Finally some good moves from MS

Some Microsoft insiders recently announced the upcoming release of a Dynamic Language Runtime (DLR) built on top of CLR.

I’m a little confused by the Silverlight project web site, on the front page you can read:

Silverlight offers a flexible programming model that supports AJAX, VB, C#, Python, and Ruby, and integrates with existing Web applications.

But browsing the quickstart section I bumped into some XAML… oho! I hope this is not what I’m thinking about, Webforms, XML, AJAX-Atlas-style.

Anyways, DLR is supposed to be released as an open-source project, plus being built on top of the CLR, it should run on Mono.

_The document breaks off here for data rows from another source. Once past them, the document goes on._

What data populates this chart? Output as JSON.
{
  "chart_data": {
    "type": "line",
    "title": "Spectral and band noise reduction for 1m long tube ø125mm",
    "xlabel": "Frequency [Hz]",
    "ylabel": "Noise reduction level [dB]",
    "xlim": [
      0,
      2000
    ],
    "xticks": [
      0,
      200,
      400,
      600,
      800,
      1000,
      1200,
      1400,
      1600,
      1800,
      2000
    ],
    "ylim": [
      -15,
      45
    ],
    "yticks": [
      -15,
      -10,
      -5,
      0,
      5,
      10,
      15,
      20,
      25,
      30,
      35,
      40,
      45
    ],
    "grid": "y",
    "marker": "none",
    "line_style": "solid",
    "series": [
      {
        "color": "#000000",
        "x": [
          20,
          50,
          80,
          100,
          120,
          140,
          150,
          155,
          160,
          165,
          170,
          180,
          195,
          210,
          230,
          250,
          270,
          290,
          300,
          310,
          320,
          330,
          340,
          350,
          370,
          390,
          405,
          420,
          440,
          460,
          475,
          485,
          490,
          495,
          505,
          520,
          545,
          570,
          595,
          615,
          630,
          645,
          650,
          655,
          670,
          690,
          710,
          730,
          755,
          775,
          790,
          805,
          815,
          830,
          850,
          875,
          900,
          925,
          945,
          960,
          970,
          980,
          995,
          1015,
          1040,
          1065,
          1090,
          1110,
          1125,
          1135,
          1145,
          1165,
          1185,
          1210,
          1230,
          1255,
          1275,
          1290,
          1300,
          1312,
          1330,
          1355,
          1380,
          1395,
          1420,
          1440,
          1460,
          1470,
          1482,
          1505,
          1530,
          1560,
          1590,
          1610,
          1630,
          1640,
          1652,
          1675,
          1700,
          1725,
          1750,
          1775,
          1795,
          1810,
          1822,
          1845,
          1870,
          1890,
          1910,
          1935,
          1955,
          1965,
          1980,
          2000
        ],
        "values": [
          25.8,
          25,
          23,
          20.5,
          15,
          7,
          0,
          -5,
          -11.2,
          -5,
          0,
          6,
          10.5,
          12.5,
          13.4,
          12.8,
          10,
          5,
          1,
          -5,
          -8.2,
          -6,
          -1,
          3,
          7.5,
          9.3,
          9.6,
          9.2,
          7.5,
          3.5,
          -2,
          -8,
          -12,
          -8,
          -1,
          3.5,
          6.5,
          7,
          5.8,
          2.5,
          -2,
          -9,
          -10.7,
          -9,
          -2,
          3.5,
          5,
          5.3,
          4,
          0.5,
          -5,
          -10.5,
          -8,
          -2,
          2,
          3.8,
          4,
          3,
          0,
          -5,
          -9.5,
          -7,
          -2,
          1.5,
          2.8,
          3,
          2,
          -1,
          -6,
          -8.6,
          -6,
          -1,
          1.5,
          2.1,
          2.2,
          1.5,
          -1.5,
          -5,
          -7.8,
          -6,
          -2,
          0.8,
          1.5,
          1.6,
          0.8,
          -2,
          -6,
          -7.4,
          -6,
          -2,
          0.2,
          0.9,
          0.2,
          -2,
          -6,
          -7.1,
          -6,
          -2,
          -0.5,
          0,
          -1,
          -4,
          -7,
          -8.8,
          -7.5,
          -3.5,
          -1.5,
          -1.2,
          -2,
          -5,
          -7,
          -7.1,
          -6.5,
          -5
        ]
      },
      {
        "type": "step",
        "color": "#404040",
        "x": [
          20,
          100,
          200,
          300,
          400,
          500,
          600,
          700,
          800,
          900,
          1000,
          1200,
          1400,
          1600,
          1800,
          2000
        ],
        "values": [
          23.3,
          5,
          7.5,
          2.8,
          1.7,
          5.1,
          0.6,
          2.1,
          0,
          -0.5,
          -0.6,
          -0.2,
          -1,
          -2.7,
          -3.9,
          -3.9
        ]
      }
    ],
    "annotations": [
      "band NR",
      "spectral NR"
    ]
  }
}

That’s a great plus for all the dynamic languages to have a common base, so all annoying problems (performance, GC, Unicode) are solved once and we can focus on the real thing: the syntax.

Meanwhile, I’ll be checking the latest source of IronPython which is supposed to be built on top of this new thing.

4 Comments

Filed under C#, python, ruby

4 responses to “Finally some good moves from MS

  1. Great info! thanks for the link JP

  2. hi there
    you need to talk about microsoft expression. they are open sourcing silverlight but of course developers are “encouraged” to buy expression studio instead of the adobe package.

    but still, this is a great framework coming from microsoft. flash needs competition. i am really baffled by silverlight multimedia abilities (you can watch 720p video full screen for instance – and you can host your content on microsoft’s servers network) The day where we just need a browser and nothing else on a computer is near.

  3. I think the greatest thing about this is that it gives a common bases to some popular dynamic languages. That should cut the language X is faster then language Y debate.

    Miguel de Icaza (founder of the Mono project) has an interesting post on his blog
    about this news:

    The release for the DLR is done under the terms of the Microsoft Permissive License (MsPL) which is by all means an open source license. This means that we can use and distribute the DLR as part of Mono without having to build it from scratch. A brilliant move by Microsoft.